Well, my strategy is to keep doing what I usually do. I will go to Maluku in January, spend April In Maldives trying to find new reefs in the large and partly unexplored atolls north of North Malé, and so on!
Can you name your top 5 surf expeditions, and why?
Besides Bali, I would say:
– August 1998 in southwest Madagascar (unreal ethnics, far-fetched deserted lines, slowest transport ever, best light ever, feels like the “morning of the earth” every day.
– June 2001 in Pakistan (3 jeeps scouting the Makran Coast from the Iranian border up to Karachi, hottest place ever, sandy and dusty, the Mirage right pointbreak, heavy beach breaks, the military and smugglers factor)
– January 2005 in Maluku (chartering a boat with John Callahan and Alan Van Gysen from Manado with semi-pros to officially start the surf campaign in Morotai and Halmahera, smoking volcanoes, intense waterfalls, jungle quality surf, the crazy race with the Rip Curl boat)
– February 2007 in Libya (our best Med trip after 7 winter trips in that closed sea, no one really made it after we went there, found high quality lefts, West Australia premises, unique search through lake Kadhafi Kernel land)
– March 2011 in Sumatra for the Bono (on our third trip there, we really found gold with an epic search adventure with Rip Curl team riders like Tom Curren, quite a difficult media trip with Ted Grambeau, Nate Lawrence and Jon Frank but highly successful imagery creating a world buzz on April Fool day, the day of release of the teaser)
Packing for a surf trip to surf a tidal bore in the middle of Africa must be very different to the average surf trip to the Maldives or Indo! Can you tell us some of the weirdest things you have had to prepare for or pack in your suitcase/board bag?

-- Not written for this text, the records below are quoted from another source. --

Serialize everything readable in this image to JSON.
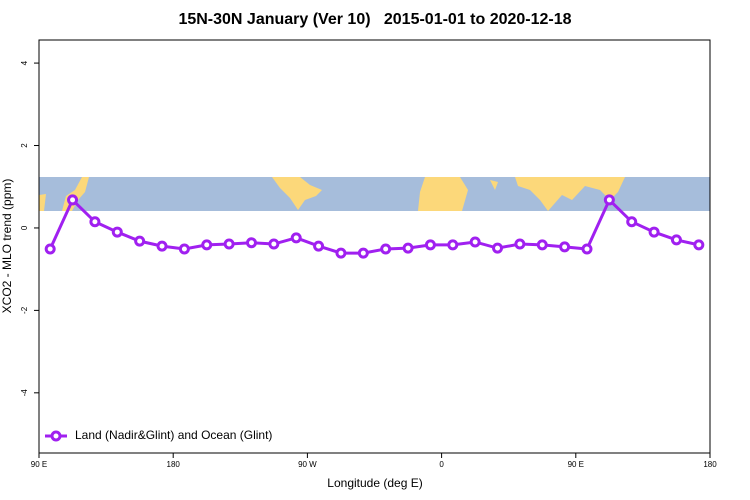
{
  "chart_data": {
    "type": "line",
    "title": "15N-30N January (Ver 10)   2015-01-01 to 2020-12-18",
    "x_label": "Longitude (deg E)",
    "y_label": "XCO2 - MLO trend (ppm)",
    "x": [
      97.5,
      112.5,
      127.5,
      142.5,
      157.5,
      172.5,
      187.5,
      202.5,
      217.5,
      232.5,
      247.5,
      262.5,
      277.5,
      292.5,
      307.5,
      322.5,
      337.5,
      352.5,
      367.5,
      382.5,
      397.5,
      412.5,
      427.5,
      442.5,
      457.5,
      472.5,
      487.5,
      502.5,
      517.5,
      532.5
    ],
    "series": [
      {
        "name": "Land (Nadir&Glint) and Ocean (Glint)",
        "color": "#a020f0",
        "values": [
          -0.51,
          0.68,
          0.15,
          -0.1,
          -0.32,
          -0.44,
          -0.51,
          -0.41,
          -0.39,
          -0.36,
          -0.39,
          -0.24,
          -0.44,
          -0.61,
          -0.61,
          -0.51,
          -0.49,
          -0.41,
          -0.41,
          -0.34,
          -0.49,
          -0.39,
          -0.41,
          -0.46,
          -0.51,
          0.68,
          0.15,
          -0.1,
          -0.29,
          -0.41
        ]
      }
    ],
    "xlim": [
      90,
      540
    ],
    "xticks": [
      {
        "value": 90,
        "label": "90 E"
      },
      {
        "value": 180,
        "label": "180"
      },
      {
        "value": 270,
        "label": "90 W"
      },
      {
        "value": 360,
        "label": "0"
      },
      {
        "value": 450,
        "label": "90 E"
      },
      {
        "value": 540,
        "label": "180"
      }
    ],
    "ylim": [
      -5.46,
      4.56
    ],
    "yticks": [
      -4,
      -2,
      0,
      2,
      4
    ],
    "legend": "bottomleft"
  }
}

Well, nothing fancy really, apart from a diving knife for crocs, a personal bedsheet in case you have to sleep in your board bag, a lock so you can use your board bag as a safety box and a Leatherman tool to deal with usual technical problems. I’ve always stuck by this motto: half of what you think you will need but take twice as much budget! And if you’re a pale chap like me, take various different sun creams – the sun will kill you better than any of the sharp reefs out there (in the long run).
We’re all in need of some serious travel inspo down under. Can you tell us about your favourite experience or moment as a surf explorer?
Surf trips are like butter and jam, the better you spread them, the tastier it gets. Those 3 parts (pre, during and post) really make a surf trip special. The more time you spend reading about a destination before getting there, especially becoming aware of maps, surf locations, historical and cultural stuff, means that when you get there, you will feel more at home. During the trip, I personally prefer to keep my expectations low, so things seem more magical – as if finding a good wave is a miracle and not owed to me. It’s also important to emphasize those special moments, like cheering your friend on as he gets barrelled. But, these things are always easier said than done. One of my sayings is “if you don’t know, you don’t go. BUT if you don’t go, you don’t know”. Create your own surfing experience wherever you go. And remember: “there is no way to happiness, happiness is the way”.
Yep’s first post-Covid surf trip to the Maldives with his friends, 10 days after the region re-opened it’s borders in July! Now that is what we call “dedication to the cause”!